Pharos Library Project

UntitledThe Pharos Library Project is an effort to promote financial literacy on an ongoing basis in the community. The goal is to help libraries become the focus of economic education by building a curriculum of various financial subjects. Like the lighthouse of Alexandria we want to shine the bright light of knowledge to teach people how to navigate the world of economics and make good financial decisions to achieve their goals.

The Lighthouse of Alexandria, sometimes called the Pharos of Alexandria was a tower built around 250BC, about 450 feet tall. Using mirrors and burning wood, sailors 30 miles would use it to avoid the shallow reefs when approaching the port city that Alexander the Great built on the Mediterranean shore of northern Egypt. It was regarded as one of the Seven Wonders of the Ancient World. Nearby was the Ancient Library of Alexandria, also built around 250BC. It was one of the largest and most significant libraries of the ancient world. With its collections of works, lecture halls, meeting rooms, and gardens, the library was part of a larger research institution called the Museum of Alexandria, where many of the most famous thinkers of the ancient world studied.

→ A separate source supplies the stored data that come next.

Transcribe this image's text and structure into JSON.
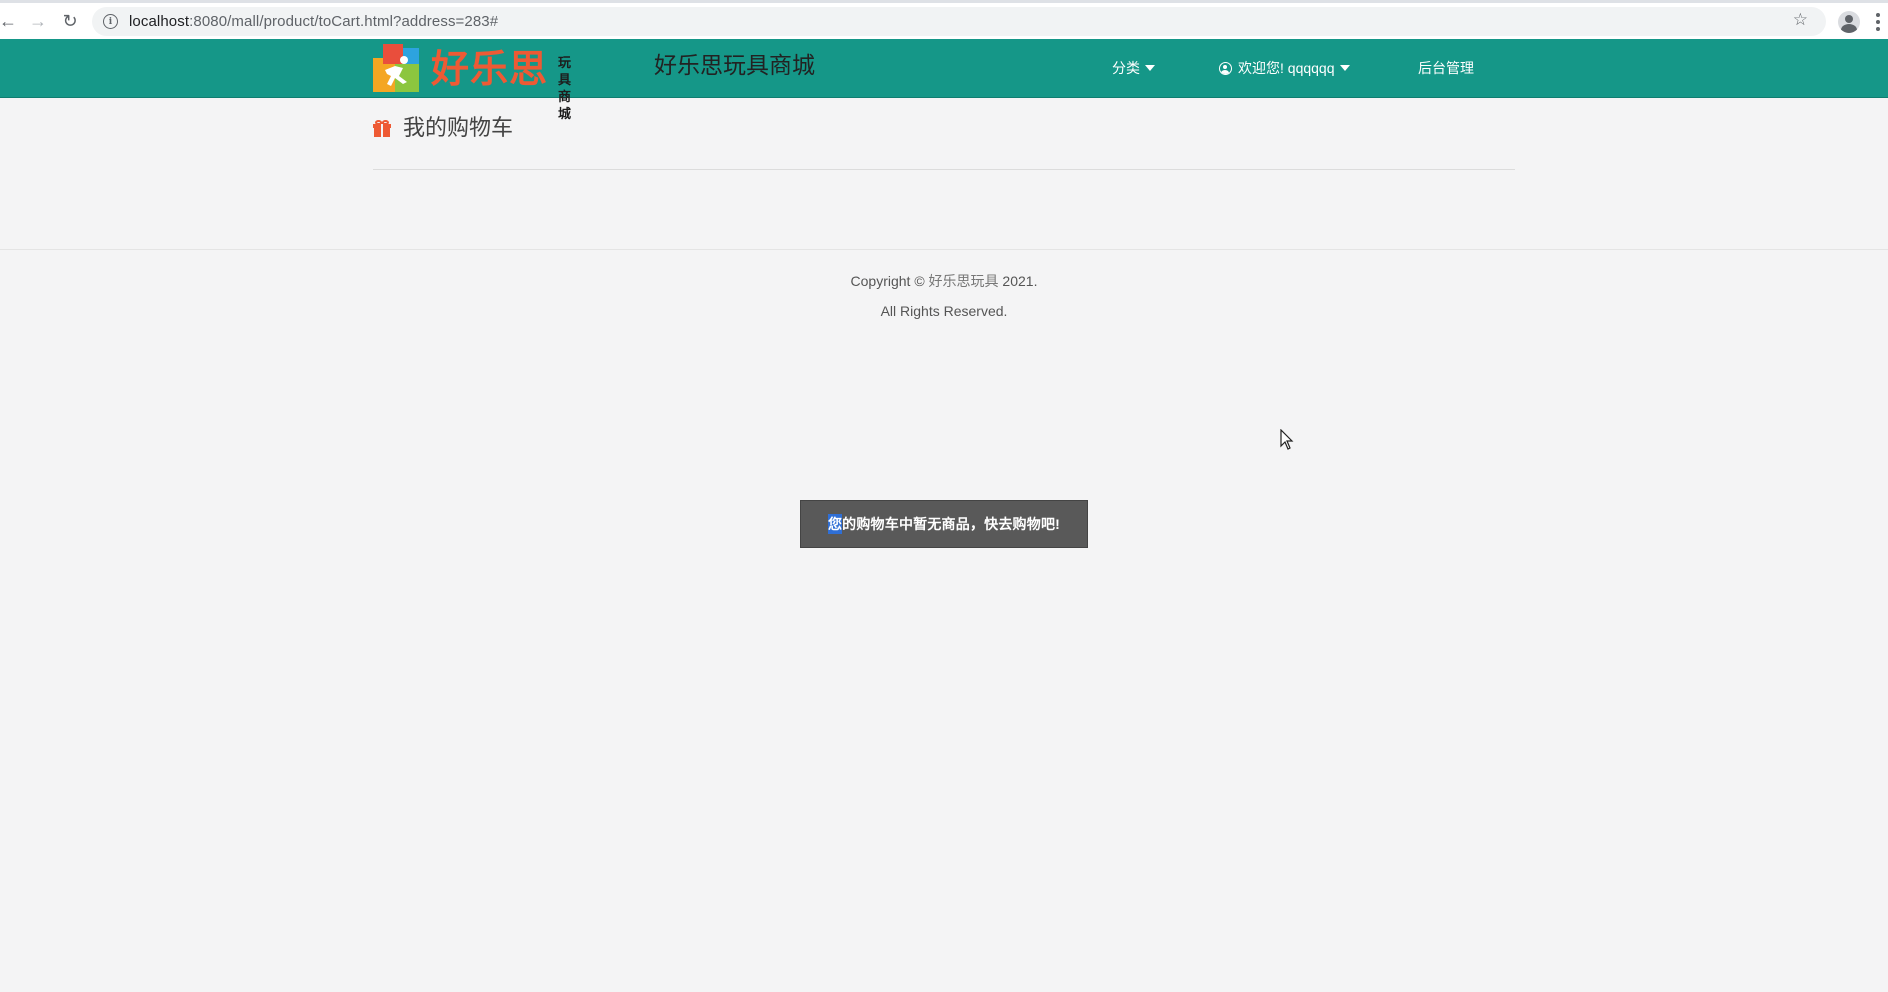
{
  "browser": {
    "url_host": "localhost",
    "url_rest": ":8080/mall/product/toCart.html?address=283#"
  },
  "header": {
    "logo_brand": "好乐思",
    "logo_sub_line1": "玩 具",
    "logo_sub_line2": "商 城",
    "site_title": "好乐思玩具商城",
    "nav": {
      "category": "分类",
      "welcome": "欢迎您! qqqqqq",
      "admin": "后台管理"
    }
  },
  "main": {
    "heading": "我的购物车"
  },
  "footer": {
    "copyright_prefix": "Copyright © ",
    "brand": "好乐思玩具",
    "copyright_suffix": " 2021.",
    "rights": "All Rights Reserved."
  },
  "toast": {
    "first_char": "您",
    "message_rest": "的购物车中暂无商品，快去购物吧!"
  },
  "colors": {
    "header_bg": "#159788",
    "accent": "#ee5a34",
    "toast_bg": "#595959",
    "page_bg": "#f4f4f5"
  }
}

Content for these workshops is derived from programs Cygnet Institute has designed, field tested and have been in use since 1989. As we expand these financial workshops, we will need to incorporate additional professionals in the respective communities who might be interested to become presenters in the Institute’s Financial Education Series. We anticipate that the more technical information will be presented by professionals with expertise in the relevant topic. Topics that do not require deep level subject expertise will be delivered by certified teachers. In order to protect the quality of the program and the reputation/image of the libraries, we intend to impose certain criteria on those who want to participate as instructors and presenters. The two main areas involve adherence to the Fiduciary Standard and incorporating in the presentation elements that encourage participants to utilize Critical Thinking.

Critical Thinking is best described by William Graham Sumner as . . . the examination and test of propositions of any kind which are offered for acceptance, in order to find out whether they correspond to reality or not. The critical faculty is a result of education and training. It is a mental habit and power. It is a prime condition of human welfare that men and women should be trained in it. It is our only guarantee against delusion, deception, superstition, and misapprehension of ourselves and our earthly circumstances.{Sumner, W. G. (1940). Folkways: A Study of the Sociological Importance of Usages, Manners, Customs, Mores, and Morals, New York: Ginn and Co., pp. 632, 633.